Photo of Qin Zhang
Qin Zhang, an assistant professor at the School of Informatics, Computing, and Engineering, has been awarded a CAREER grant from the National Science Foundation to develop communication-efficient solutions for distributed computation and monitoring that will lower the cost of communication of data.
Zhang’s proposal, “Foundation of Communication-Efficient Distributed Computation and Monitoring,” will study fundamental algorithmic problems in databases, data mining, networking, and machine learning with the aim of creating a systematic theory of communication-efficient computing and monitoring that can have the potential to impact a wide range of rapidly developing areas in the theoretical foundations of big data.
“The CAREER award is one of the NSF’s most prestigious awards in support of early-career faculty, and I am certainly very excited about it,” Zhang said. “I have worked in this area for about 10 years, and I was aware that many fundamental questions in this area are still open. I’m happy that the design of communication-efficient algorithms is being recognized as an important direction for the future, and my work will hopefully generate a big impact in this area.”

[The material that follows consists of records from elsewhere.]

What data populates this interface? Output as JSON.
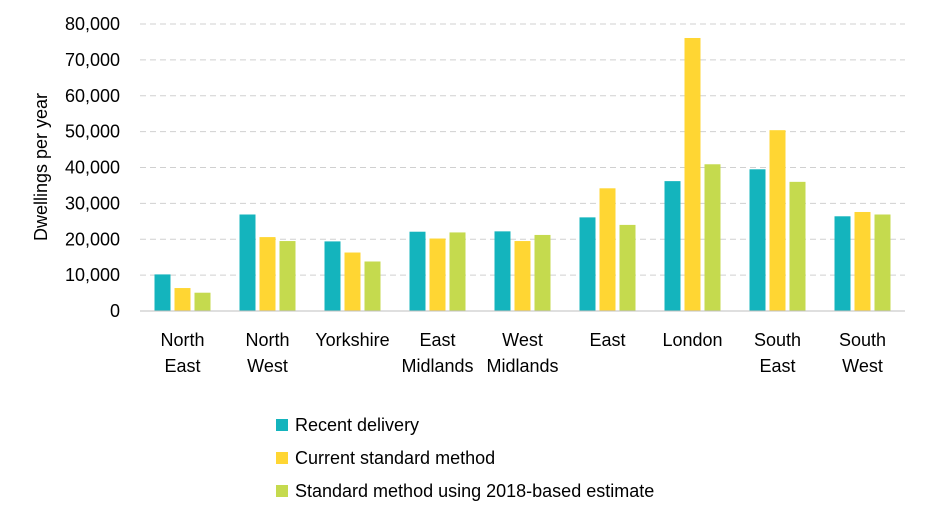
{
  "chart_data": {
    "type": "bar",
    "categories": [
      [
        "North",
        "East"
      ],
      [
        "North",
        "West"
      ],
      [
        "Yorkshire"
      ],
      [
        "East",
        "Midlands"
      ],
      [
        "West",
        "Midlands"
      ],
      [
        "East"
      ],
      [
        "London"
      ],
      [
        "South",
        "East"
      ],
      [
        "South",
        "West"
      ]
    ],
    "series": [
      {
        "name": "Recent delivery",
        "color": "#14b4bd",
        "values": [
          10200,
          26900,
          19400,
          22100,
          22200,
          26100,
          36200,
          39500,
          26400
        ]
      },
      {
        "name": "Current standard method",
        "color": "#ffd633",
        "values": [
          6400,
          20600,
          16300,
          20200,
          19500,
          34200,
          76100,
          50400,
          27600
        ]
      },
      {
        "name": "Standard method using 2018-based estimate",
        "color": "#c5da4e",
        "values": [
          5100,
          19500,
          13800,
          21900,
          21200,
          24000,
          40900,
          36000,
          26900
        ]
      }
    ],
    "ylabel": "Dwellings per year",
    "ylim": [
      0,
      80000
    ],
    "yticks": [
      "0",
      "10,000",
      "20,000",
      "30,000",
      "40,000",
      "50,000",
      "60,000",
      "70,000",
      "80,000"
    ],
    "ytick_values": [
      0,
      10000,
      20000,
      30000,
      40000,
      50000,
      60000,
      70000,
      80000
    ],
    "grid": true,
    "legend_position": "bottom"
  }
}
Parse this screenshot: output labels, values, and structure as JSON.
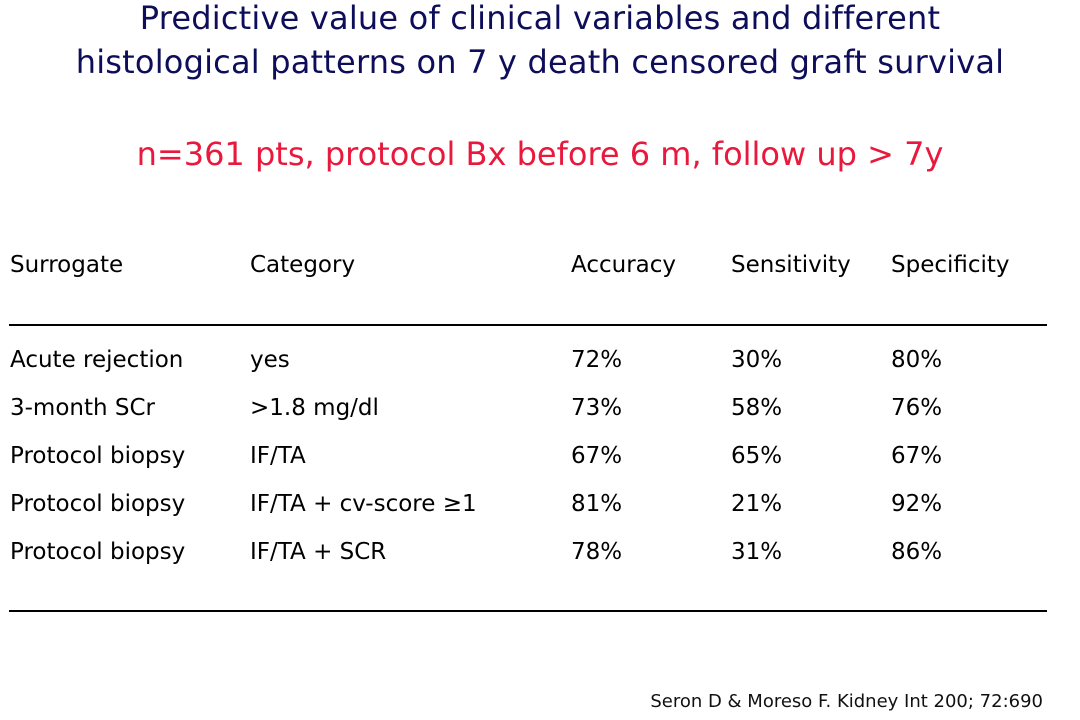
{
  "title": {
    "line1": "Predictive value of clinical variables and different",
    "line2": "histological patterns on 7 y death censored graft survival"
  },
  "subtitle": "n=361 pts, protocol Bx before 6 m, follow up > 7y",
  "table": {
    "headers": [
      "Surrogate",
      "Category",
      "Accuracy",
      "Sensitivity",
      "Specificity"
    ],
    "rows": [
      [
        "Acute rejection",
        "yes",
        "72%",
        "30%",
        "80%"
      ],
      [
        "3-month SCr",
        ">1.8 mg/dl",
        "73%",
        "58%",
        "76%"
      ],
      [
        "Protocol biopsy",
        "IF/TA",
        "67%",
        "65%",
        "67%"
      ],
      [
        "Protocol biopsy",
        "IF/TA + cv-score ≥1",
        "81%",
        "21%",
        "92%"
      ],
      [
        "Protocol biopsy",
        "IF/TA + SCR",
        "78%",
        "31%",
        "86%"
      ]
    ]
  },
  "citation": "Seron D & Moreso F. Kidney Int 200; 72:690",
  "colors": {
    "title": "#0d0d5a",
    "subtitle": "#e8193c",
    "text": "#000000",
    "background": "#ffffff"
  }
}
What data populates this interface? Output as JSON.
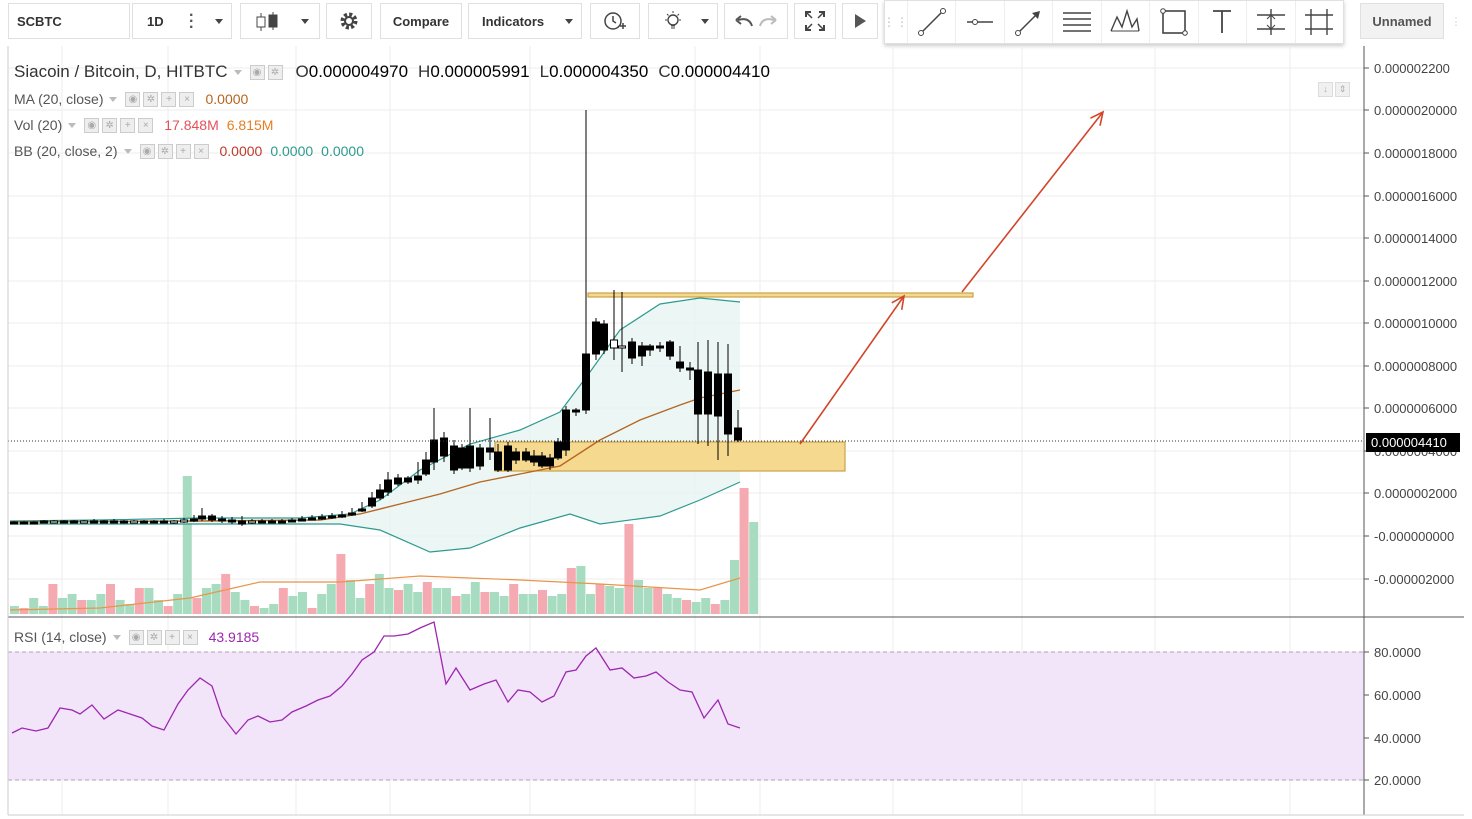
{
  "toolbar": {
    "symbol": "SCBTC",
    "interval": "1D",
    "compare_label": "Compare",
    "indicators_label": "Indicators",
    "layout_name": "Unnamed"
  },
  "legend": {
    "title": "Siacoin / Bitcoin, D, HITBTC",
    "open_key": "O",
    "open": "0.000004970",
    "high_key": "H",
    "high": "0.000005991",
    "low_key": "L",
    "low": "0.000004350",
    "close_key": "C",
    "close": "0.000004410",
    "ma_label": "MA (20, close)",
    "ma_value": "0.0000",
    "vol_label": "Vol (20)",
    "vol_value": "17.848M",
    "vol_ma": "6.815M",
    "bb_label": "BB (20, close, 2)",
    "bb_basis": "0.0000",
    "bb_upper": "0.0000",
    "bb_lower": "0.0000",
    "rsi_label": "RSI (14, close)",
    "rsi_value": "43.9185"
  },
  "price_axis": {
    "ticks": [
      "0.000002200",
      "0.0000020000",
      "0.0000018000",
      "0.0000016000",
      "0.0000014000",
      "0.0000012000",
      "0.0000010000",
      "0.0000008000",
      "0.0000006000",
      "0.0000004000",
      "0.0000002000",
      "-0.000000000",
      "-0.000002000"
    ],
    "last_price": "0.000004410"
  },
  "rsi_axis": {
    "ticks": [
      "80.0000",
      "60.0000",
      "40.0000",
      "20.0000"
    ]
  },
  "colors": {
    "up": "#000000",
    "down": "#000000",
    "vol_up": "#a8dcc0",
    "vol_down": "#f4aab0",
    "ma": "#b8651f",
    "bb": "#2e9a8e",
    "bb_fill": "#e6f4f2",
    "zone": "#f5d98e",
    "arrow": "#d2452a",
    "rsi": "#9c27b0",
    "rsi_band": "#f3e5f9"
  },
  "icons": [
    "candles-icon",
    "gear-icon",
    "alert-icon",
    "lightbulb-icon",
    "undo-icon",
    "redo-icon",
    "fullscreen-icon",
    "play-icon",
    "trend-line-icon",
    "horizontal-line-icon",
    "arrow-icon",
    "fib-icon",
    "pattern-icon",
    "rectangle-icon",
    "text-icon",
    "measure-icon",
    "forecast-icon"
  ]
}
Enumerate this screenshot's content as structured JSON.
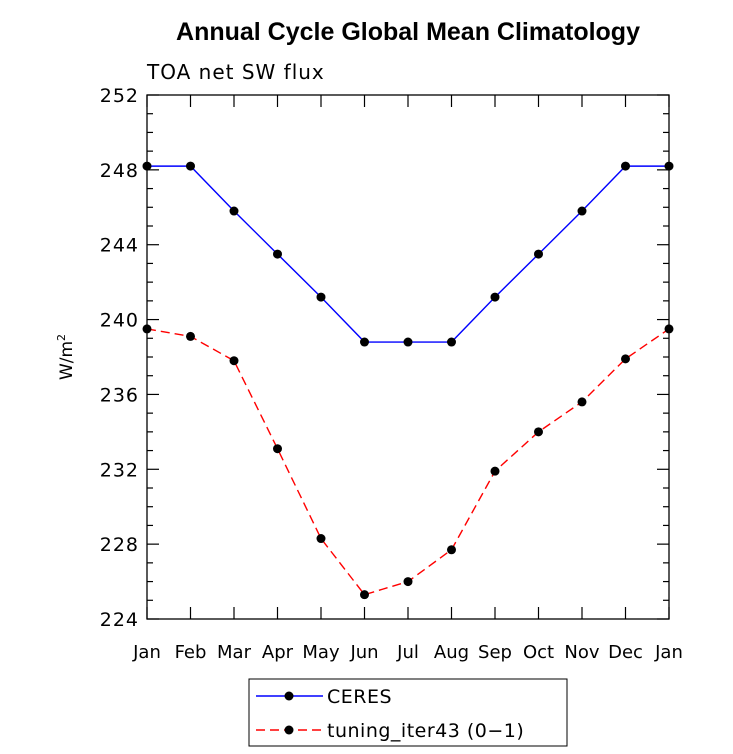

This project targets three fundamental aspects of communication-efficient distributed computation, including the tradeoffs between the communication cost and the number of rounds of the computation in distributed one-shot computation, the power of data partitioning, and the connections between distributed one-shot computation and continuous monitoring. The results of the project will be integrated into a trilogy of courses in the foundations of data science to train students to tackle the communication bottlenecks of the future.
“This proposal is based on the hypothesis that as the scale of big data analytics continues to grow, communication will become a more critical resource than space and time,” Zhang said. “Communication-efficient solutions will be of central importance in the algorithm design. Basically, if the data is stored in different locations, then any computation on the global data needs communication. We will try to settle the communication complexity of fundamental problems in computer science, such as clustering, matrix multiplication, linear programming, and more.”
Zhang’s research will focus on the theoretical side of computing, but all algorithmic results developed in this project will have immediate impact on practical applications since the distributed one-shot computation and monitoring models are abstracted from numerous real-world applications.
“The problem of efficiently communicating the wealth of data that is created on a daily basis is one of the bigger challenges of our future,” said Kay Connelly, associate dean for research at SICE. “Qin’s work will help further our understanding of how we can attack this problem, and it is another sign of our leadership in the critical area of theoretical computer science.”